Canada launches Methane Monitoring Satellite
After a delay of nearly six months, GHGSAT-C1, the latest generation of methane-monitoring satellite developed by Montreal-based GHGSat, was launched September 2 from French Guiana. It was one of 53 satellites aboard Arianespace’s Vega launcher flight VV16.
It was initially scheduled to be launched in March, but Covid-19 delayed all launches at Guiana’s Kourou International Spaceport until June 18. Then came a series of delays related to the weather – first at Kourou with high-altitude winds and then in South Korea when Typhoon Maysak swept over a telemetry station on Jeru Island.
Nicknamed Iris, the satellite is the second put into orbit by GHGSat, following the launch of Claire in 2016. The launch sequence can be viewed here.
First radio contact was made with Iris less than two hours after its launch at 7:51pm Mountain Time. Over the course of the next week, GHGSat’s team will execute a series of procedures to commission the satellite and make it fully operational.
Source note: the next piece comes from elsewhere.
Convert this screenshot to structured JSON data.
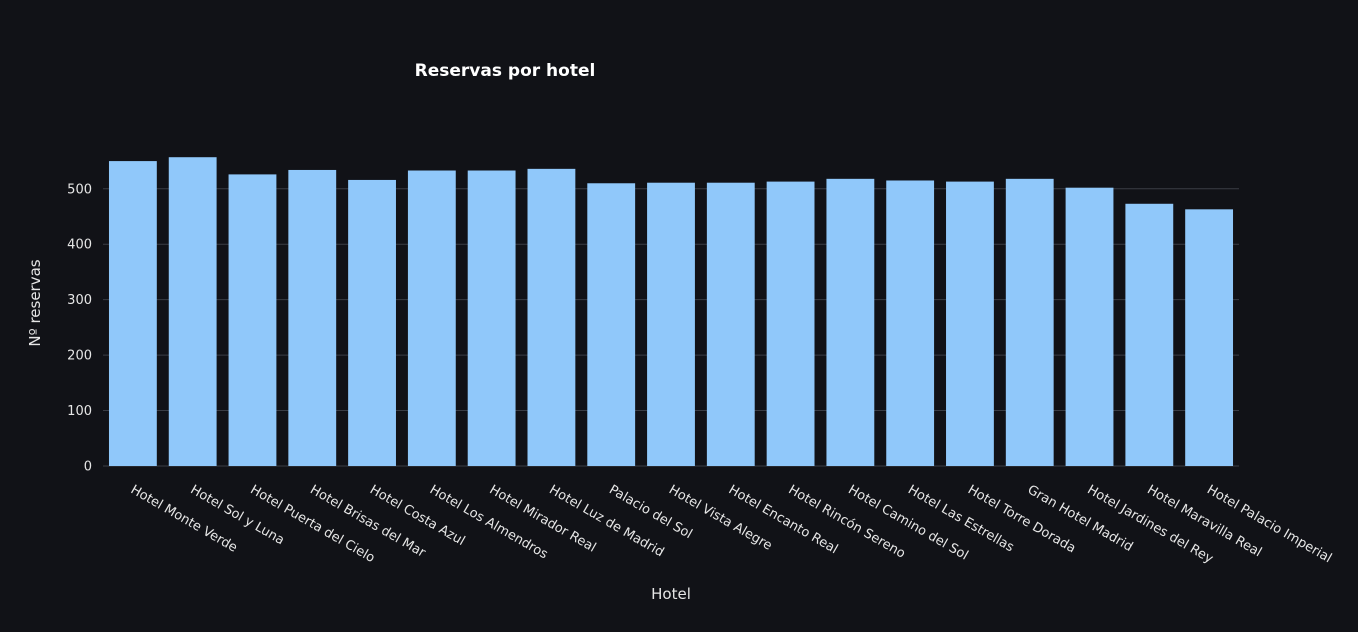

“Iris is the first of a new constellation of satellites that utilises patented technology to detect emissions from sources 100 times smaller than any other satellite system, and with a resolution 100 times higher,” GHGSat said. “This means GHGSat can image and identify methane emissions from point sources as small as individual oil and gas wells.”
GHGSat’s capabilities to monitor and identify methane leaks will be further enhanced later this year, when its third satellite, Hugo, is launched. By the end of 2022, GHGSat plans to have 10 high-resolution satellites in orbit, making it the “global reference” for space-based greenhouse-gas emission monitoring.